SDBR News: C’est d’un constat mondial dont vous nous parlez. S’applique t-il à la France?

Carlos Lagares : Les données relatives à la France mettent en évidence une évolution particulièrement marquée du paysage des menaces. Les détections de ransomware ont augmenté de 370% en un an, soit la plus forte progression observée parmi tous les pays analysés, avec plus de 11,1 millions d’occurrences en 2025. Dans le même temps, les tentatives d’intrusion détectées au niveau réseau ont reculé de 43,1%, tandis que les détections de malwares ont progressé de 143,6%. Cette dynamique suggère un basculement des attaques du niveau réseau vers des couches plus discrètes, notamment via des contenus malveillants.

Par ailleurs, le secteur de l’information (télécommunications et médias) concentre une pression particulièrement élevée, avec un volume d’attaques plus de cinq fois supérieur à la moyenne nationale.

Au cœur de ce rapport, il y a un constat sans appel : la plupart des PME échouent non pas à cause d’attaques sophistiquées, mais en raison de sept lacunes prévisibles et évitables, que SonicWall a baptisées les «sept péchés capitaux de la cybersécurité».

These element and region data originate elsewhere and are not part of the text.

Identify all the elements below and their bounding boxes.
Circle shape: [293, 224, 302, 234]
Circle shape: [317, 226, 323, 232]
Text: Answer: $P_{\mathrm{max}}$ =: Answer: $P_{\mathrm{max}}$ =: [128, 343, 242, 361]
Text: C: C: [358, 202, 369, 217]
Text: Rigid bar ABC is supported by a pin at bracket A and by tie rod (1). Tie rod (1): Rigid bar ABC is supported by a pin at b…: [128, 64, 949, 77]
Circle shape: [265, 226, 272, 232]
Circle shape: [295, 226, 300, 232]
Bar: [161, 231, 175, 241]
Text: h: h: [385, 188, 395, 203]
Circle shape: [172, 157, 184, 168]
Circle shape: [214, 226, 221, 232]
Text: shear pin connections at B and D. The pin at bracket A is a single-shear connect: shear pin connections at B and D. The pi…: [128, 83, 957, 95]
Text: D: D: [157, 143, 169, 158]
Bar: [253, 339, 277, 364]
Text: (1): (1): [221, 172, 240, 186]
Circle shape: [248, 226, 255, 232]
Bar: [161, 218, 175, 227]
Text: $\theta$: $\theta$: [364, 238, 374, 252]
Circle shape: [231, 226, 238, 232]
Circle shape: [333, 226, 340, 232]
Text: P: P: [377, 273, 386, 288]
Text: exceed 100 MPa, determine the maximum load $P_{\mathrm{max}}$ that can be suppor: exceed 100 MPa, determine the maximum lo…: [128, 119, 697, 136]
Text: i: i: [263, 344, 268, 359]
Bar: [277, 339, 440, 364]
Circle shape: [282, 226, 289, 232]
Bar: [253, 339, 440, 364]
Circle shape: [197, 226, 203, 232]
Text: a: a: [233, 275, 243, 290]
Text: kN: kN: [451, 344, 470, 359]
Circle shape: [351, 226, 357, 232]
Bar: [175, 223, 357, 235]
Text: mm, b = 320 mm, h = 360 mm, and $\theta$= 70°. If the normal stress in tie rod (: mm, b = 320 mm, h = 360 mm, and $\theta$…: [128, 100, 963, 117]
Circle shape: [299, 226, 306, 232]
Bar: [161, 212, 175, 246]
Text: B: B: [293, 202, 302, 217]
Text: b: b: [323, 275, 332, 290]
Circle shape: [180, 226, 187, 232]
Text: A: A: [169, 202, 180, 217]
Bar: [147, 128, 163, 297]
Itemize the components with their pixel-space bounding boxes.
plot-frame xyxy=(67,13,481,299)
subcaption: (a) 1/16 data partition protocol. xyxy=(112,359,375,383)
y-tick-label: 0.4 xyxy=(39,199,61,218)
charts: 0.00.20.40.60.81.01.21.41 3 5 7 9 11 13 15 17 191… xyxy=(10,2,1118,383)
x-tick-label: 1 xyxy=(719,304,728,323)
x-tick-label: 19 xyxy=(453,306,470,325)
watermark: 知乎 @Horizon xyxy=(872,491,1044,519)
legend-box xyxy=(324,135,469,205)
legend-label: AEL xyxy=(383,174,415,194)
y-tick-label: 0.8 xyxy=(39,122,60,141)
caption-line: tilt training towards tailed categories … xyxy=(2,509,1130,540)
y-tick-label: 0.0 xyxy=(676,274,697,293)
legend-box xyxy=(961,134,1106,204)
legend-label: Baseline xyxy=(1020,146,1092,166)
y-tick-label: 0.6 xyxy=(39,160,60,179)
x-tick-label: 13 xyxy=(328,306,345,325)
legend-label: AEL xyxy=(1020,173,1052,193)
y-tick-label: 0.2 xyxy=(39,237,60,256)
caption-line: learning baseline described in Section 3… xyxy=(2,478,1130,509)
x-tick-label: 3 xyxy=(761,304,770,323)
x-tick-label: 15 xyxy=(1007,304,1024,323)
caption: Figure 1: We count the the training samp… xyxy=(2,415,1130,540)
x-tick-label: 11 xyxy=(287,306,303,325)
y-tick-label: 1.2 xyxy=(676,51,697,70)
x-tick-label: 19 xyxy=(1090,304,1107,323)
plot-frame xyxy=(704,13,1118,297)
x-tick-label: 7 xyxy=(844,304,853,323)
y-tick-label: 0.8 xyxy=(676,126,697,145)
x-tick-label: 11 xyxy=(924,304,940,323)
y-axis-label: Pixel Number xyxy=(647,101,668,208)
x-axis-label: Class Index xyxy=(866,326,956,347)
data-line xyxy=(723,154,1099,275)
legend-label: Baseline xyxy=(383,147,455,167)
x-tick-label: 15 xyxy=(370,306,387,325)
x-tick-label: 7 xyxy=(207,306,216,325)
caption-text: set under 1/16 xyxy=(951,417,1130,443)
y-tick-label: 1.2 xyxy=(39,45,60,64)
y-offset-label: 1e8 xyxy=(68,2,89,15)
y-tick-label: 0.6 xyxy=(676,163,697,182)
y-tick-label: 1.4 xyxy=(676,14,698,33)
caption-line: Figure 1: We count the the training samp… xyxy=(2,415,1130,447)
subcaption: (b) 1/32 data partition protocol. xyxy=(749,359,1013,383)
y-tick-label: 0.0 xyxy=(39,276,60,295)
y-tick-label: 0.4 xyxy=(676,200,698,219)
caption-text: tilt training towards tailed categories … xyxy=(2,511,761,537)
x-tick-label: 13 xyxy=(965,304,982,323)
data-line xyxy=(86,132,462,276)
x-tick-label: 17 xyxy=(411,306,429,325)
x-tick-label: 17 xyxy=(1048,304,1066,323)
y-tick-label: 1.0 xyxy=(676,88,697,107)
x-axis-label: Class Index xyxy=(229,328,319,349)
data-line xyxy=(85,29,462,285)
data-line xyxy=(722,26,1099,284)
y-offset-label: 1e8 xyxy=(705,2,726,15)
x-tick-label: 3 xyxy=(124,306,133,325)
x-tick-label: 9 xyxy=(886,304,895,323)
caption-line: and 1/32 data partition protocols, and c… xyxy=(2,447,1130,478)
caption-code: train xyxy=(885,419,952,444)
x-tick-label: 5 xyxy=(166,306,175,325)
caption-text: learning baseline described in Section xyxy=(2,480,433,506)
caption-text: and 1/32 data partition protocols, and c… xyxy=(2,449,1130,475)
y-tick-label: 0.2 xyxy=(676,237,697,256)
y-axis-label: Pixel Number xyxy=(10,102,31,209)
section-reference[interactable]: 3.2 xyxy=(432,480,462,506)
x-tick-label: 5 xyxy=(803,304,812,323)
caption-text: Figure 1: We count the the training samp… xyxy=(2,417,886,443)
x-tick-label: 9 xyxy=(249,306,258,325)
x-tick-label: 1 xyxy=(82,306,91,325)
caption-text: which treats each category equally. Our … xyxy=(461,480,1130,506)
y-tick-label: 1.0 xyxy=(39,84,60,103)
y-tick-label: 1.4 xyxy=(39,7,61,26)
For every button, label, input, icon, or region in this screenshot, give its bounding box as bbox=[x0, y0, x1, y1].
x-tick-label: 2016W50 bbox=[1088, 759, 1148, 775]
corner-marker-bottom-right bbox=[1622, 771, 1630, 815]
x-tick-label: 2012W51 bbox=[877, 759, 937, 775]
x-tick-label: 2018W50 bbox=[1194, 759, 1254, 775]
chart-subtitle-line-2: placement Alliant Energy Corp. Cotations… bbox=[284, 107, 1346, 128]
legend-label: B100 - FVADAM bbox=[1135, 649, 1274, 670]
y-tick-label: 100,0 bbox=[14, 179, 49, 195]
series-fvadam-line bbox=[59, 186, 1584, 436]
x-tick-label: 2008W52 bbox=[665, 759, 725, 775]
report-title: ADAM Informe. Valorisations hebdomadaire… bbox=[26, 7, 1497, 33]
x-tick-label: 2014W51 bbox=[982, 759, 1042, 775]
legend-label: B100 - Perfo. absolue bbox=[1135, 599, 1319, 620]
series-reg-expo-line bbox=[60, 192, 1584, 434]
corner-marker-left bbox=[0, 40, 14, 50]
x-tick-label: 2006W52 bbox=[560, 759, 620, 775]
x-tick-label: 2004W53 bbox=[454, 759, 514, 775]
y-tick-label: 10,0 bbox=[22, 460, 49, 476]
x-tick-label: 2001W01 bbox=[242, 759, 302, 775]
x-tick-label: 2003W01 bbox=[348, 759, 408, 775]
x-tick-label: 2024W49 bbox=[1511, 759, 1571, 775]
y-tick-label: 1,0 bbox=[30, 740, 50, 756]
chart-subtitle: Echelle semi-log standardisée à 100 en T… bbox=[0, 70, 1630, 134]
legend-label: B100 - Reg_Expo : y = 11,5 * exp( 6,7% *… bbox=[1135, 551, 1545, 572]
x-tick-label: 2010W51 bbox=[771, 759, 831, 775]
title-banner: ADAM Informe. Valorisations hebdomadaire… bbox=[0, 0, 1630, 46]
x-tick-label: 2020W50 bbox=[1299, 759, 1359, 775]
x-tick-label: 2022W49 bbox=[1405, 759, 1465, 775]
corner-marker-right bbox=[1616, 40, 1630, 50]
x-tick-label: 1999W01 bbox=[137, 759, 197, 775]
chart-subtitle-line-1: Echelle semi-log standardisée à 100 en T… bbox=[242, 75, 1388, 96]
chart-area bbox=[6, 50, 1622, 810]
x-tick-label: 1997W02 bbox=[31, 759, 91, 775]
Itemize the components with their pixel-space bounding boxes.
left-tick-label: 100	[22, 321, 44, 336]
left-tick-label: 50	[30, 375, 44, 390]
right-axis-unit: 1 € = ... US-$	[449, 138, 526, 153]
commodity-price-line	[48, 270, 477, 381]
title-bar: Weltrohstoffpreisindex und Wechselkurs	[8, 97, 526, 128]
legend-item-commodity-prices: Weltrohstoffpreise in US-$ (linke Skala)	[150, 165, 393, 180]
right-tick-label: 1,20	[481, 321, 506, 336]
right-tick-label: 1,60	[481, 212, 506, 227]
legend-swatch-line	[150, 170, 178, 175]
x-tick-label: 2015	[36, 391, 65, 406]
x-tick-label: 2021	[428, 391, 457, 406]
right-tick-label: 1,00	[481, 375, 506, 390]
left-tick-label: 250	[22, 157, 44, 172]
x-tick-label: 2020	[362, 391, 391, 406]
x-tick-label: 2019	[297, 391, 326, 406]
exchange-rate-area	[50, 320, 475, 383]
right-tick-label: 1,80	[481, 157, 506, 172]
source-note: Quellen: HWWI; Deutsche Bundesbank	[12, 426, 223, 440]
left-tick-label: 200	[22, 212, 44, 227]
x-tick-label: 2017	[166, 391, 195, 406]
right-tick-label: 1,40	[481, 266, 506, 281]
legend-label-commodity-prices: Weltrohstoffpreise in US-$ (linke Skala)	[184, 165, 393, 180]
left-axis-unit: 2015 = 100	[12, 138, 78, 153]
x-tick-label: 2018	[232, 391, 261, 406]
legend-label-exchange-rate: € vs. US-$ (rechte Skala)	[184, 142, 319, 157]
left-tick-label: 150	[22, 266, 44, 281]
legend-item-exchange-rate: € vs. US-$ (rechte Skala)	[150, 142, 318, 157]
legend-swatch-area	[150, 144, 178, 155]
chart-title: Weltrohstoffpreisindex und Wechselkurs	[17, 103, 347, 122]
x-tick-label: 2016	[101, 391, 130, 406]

SDBR News: Quels sont ces sept péchés capitaux de la cybersécurité?

Carlos Lagares: Plutôt que d’attribuer les violations à des attaques complexes ou émergentes, le rapport met en évidence sept défaillances opérationnelles récurrentes et largement évitables :

1. Négliger les fondamentaux - Une authentification insuffisante, des systèmes non corrigés et des privilèges excessifs restent les principales surfaces d’attaque.

2. Excès de confiance - Se croire trop petit pour être ciblé, surestimer l’efficacité des contrôles ou supposer être résilient sans le vérifier créent des angles morts dangereux.

3. Surexposition des accès - Des règles trop permissives et des réseaux insuffisamment segmentés facilitent la progression des attaquants.

4. Posture de sécurité réactive - Sans supervision continue ni détection proactive, les attaquants dictent le rythme. Une faille reste en moyenne indétectée pendant 181 jours.

5. Décisions de sécurité dictées par les coûts - Reporter les investissements pour des raisons budgétaires à court terme génère des coûts bien plus importants à long terme.

6.  Dépendance à des modèles d’accès obsolètes - Les VPN, qui accordent un accès large après authentification, restent fortement exploités, avec une hausse de 82,5% des vulnérabilités associées.

7.  Céder aux effets de mode plutôt que d’exécuter - Adopter de nouveaux outils sans les déployer correctement crée une illusion de sécurité. Les outils seuls ne produisent pas de résultats.

Donc nous n’insisterons jamais assez sur la nécessité impérieuse de faire régulièrement les mises à jour et d’avoir des services de sécurité actifs.